これをベースとして、GAPや、これからやろうとしている事に関係している水平思考のベースになった話を書いておいたり。これが上手いこと日記としても機能してたら勝ち組なんだけどw

Drama in May
5月のドラマは「BONES S1(再)」「CSI S2(再)」「Las Vegas S4」「Lie to me S2」あたりを録画しながら見てる。ついでに借りてきて見終わっていない「Without a trace S5」とか「Burn Notice S2」とかも。

これらの物語の設定は、ラスベガス、DC、マイアミ、ニューヨークなど。面白いのは町並みの映し方。もちろん監督の演出によるところはあるんだけど、同じ町並みでも、町の持っている特性によってより印象に残る映し方がある気がする。
ラスベガスなんかは広めの画角で横からの映像が多い。ネオンが派手だったり通りに一直線にホテルが並んでいるので奥行きのある映像が印象に残る。
一方でニューヨークなんかはビル街がメイン。派手なネオンもないけど、Without a traceのヘリで真上からまっすぐ下にとる手法は非常にニューヨークのきっちりした印象がダイレクトに伝わってくる。ずーっと観ているせいかもしれないけど、すごく「ニューヨーク」っぽい。
マイアミなんかは躍動感のある取り方をするのをよく見る。ハワイと映像は似てるけど、マイアミの方がパンが速かったり、カット割りが多め。

同じ町並みを見せるにしても、その町の特徴を意識することで異なった見せ方があるというお話。

たとえば、同じゲームをテーマにしてイベントを提供しているんだけど、これも考えようによっては見せ方を変えることによって異なる雰囲気やプレゼンテーションが可能なんじゃないの?と考えてみる。ただテーブルがあってカードがあって、チップがあって、ゲームのルールがある。これでは特色が出てこない。特色が出る方法は一方的な押し付けだけではないんだけど、少なくともコンセプトなき提供者に特色はでないよなーとか。

ちなみに考えなくても特色が出る人はいっぱいいます。おいらはダメダメなので脳で処理して特色を生み出さなければいけないのです。このアイデアはここからもうちょっとだけ水平思考させてから垂直に落としていきました。

Difficult order
めっさ面倒くさいオーダーを承る。この手の問題は下手うつと恨まれるんだけど、依頼主がやすやすと断りにくい人だったので、渋るそぶりなど微塵もみせずに受けることに。とはいっても専門的知識が必要な話だったので、その手の詳しい人を探すのに半日費やすことに。何人かにあたってみて、最も安心できる人経由で紹介してもらうことになったんだけど、内容とかその他の問題で仲介者が多いとトラブルにもなりやすいので、知人を依頼主に紹介して、専門家を紹介する1回目だけやってもらい、以降は依頼主と専門家でやりとりできるように依頼。

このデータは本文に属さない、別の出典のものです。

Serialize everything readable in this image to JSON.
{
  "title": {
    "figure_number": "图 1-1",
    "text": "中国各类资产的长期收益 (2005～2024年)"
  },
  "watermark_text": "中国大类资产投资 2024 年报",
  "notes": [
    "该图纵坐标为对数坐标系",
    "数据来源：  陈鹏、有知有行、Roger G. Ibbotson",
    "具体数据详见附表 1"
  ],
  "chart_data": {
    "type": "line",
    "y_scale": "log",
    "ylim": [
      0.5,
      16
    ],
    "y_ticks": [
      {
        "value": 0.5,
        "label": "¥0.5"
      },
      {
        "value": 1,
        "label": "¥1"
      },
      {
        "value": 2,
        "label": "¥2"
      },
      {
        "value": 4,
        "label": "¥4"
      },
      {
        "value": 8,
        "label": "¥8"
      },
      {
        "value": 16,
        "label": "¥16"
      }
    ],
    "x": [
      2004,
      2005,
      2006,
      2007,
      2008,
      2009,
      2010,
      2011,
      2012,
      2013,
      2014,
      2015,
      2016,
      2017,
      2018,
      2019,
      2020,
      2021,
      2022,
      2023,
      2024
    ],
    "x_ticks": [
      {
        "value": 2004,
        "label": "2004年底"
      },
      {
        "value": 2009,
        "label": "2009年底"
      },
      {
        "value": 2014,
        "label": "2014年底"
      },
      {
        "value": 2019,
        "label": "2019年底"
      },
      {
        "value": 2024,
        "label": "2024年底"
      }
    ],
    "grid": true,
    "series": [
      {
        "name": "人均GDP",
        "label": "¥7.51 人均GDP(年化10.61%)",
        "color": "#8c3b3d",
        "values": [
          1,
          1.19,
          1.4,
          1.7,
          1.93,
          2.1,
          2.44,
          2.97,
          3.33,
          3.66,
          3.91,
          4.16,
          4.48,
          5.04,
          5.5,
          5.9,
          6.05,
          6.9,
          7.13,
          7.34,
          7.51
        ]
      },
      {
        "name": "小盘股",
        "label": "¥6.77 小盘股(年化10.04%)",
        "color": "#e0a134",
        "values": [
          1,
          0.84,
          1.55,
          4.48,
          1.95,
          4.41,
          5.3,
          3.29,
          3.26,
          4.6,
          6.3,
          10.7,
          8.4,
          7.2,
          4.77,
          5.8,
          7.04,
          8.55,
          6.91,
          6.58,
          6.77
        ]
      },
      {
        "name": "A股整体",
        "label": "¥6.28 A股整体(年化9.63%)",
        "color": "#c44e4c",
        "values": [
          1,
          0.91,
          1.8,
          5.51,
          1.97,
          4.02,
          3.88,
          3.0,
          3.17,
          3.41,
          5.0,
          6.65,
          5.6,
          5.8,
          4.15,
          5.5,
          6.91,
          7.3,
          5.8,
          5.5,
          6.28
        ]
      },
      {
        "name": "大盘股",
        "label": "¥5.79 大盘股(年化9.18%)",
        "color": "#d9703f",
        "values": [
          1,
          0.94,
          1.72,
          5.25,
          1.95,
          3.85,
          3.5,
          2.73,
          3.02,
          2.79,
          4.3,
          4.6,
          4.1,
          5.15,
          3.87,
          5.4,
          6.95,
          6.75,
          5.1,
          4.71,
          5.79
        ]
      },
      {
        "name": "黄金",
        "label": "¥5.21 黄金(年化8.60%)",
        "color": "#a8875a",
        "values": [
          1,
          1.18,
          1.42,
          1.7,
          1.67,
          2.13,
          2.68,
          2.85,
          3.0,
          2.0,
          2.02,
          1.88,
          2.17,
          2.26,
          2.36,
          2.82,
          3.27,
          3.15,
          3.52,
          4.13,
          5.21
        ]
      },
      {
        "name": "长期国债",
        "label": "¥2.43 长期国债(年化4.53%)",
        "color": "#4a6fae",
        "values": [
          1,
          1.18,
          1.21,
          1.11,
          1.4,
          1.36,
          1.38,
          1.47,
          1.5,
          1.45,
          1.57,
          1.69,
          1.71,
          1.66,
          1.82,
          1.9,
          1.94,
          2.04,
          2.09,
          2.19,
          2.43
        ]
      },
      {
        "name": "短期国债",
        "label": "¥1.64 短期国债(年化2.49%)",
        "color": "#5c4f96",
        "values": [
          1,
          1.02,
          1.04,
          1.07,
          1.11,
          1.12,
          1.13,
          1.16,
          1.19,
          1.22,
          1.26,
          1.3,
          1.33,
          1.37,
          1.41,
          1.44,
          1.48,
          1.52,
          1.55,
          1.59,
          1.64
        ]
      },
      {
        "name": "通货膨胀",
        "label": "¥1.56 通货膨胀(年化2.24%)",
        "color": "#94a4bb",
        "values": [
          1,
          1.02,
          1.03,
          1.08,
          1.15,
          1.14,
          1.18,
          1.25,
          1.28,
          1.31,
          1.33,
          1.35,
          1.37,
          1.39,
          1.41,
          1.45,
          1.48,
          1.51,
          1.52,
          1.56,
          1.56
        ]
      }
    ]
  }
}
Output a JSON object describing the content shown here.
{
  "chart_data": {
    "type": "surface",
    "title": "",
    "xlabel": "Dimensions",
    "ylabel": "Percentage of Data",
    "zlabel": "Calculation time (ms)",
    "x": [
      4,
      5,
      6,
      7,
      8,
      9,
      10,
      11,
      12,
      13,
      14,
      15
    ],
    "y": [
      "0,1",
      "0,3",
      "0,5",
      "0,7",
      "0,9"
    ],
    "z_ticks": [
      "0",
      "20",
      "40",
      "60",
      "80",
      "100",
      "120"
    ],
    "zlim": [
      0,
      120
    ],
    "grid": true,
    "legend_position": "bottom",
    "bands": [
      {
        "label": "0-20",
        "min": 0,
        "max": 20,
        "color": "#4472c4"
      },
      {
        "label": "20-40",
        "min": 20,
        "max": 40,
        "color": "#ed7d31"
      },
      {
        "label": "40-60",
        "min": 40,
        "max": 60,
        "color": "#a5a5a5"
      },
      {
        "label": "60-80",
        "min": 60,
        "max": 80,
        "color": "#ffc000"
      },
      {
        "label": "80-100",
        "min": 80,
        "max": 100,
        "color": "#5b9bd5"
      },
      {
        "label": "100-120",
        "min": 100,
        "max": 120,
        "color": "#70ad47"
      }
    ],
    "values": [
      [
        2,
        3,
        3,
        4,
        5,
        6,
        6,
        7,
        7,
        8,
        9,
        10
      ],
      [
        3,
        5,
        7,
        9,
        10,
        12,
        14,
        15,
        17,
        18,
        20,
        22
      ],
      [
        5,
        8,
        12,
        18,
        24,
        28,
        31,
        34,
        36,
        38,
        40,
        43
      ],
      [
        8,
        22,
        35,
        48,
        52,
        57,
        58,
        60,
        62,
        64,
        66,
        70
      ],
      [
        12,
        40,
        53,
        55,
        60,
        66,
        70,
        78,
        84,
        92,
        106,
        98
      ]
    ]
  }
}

こういう時に依頼主と専門家をいきなりヨーイドンでつけるのは難しい。自分と依頼主、自分と仲介者、仲介者と専門家には関係が存在してて、そこには一定量の信頼関係があるけれど、スタートの時点では依頼主と専門家にはないわけだから、そこは最低限のコネクティングは必要。
一方でつなげる作業をしたあとに、それ以上そこに滞在し続けるのは手間と時間ばかりかかるわけだから、作業導線はシンプルにこしたことはない。

そこで考えるのは、ユーザーと、そのユーザーに興味をもって欲しい何かをつなげる作業も基本的には同じ考えに基づけるということ。興味を持ってもらう入口は多少の複雑さ・・・というか手順の多さは必然で、それをいかに後半シンプルにするかということ。もちろん手順の多さは煩雑さではなく、あくまでも必要な手順である必要はあるんだけどね。近しい考え方として、結局全体で見ればやってることは複雑だけど、実際の当事者はこの一部分だけ見ることで楽しめるようにする、とか。

とまあ、日々起きていることなんかも、けっこう思考の対象になってたりして、誰もいないときにブツブツいってたり、ボーっとしてたりするときは大体こんなこと考えてたりします。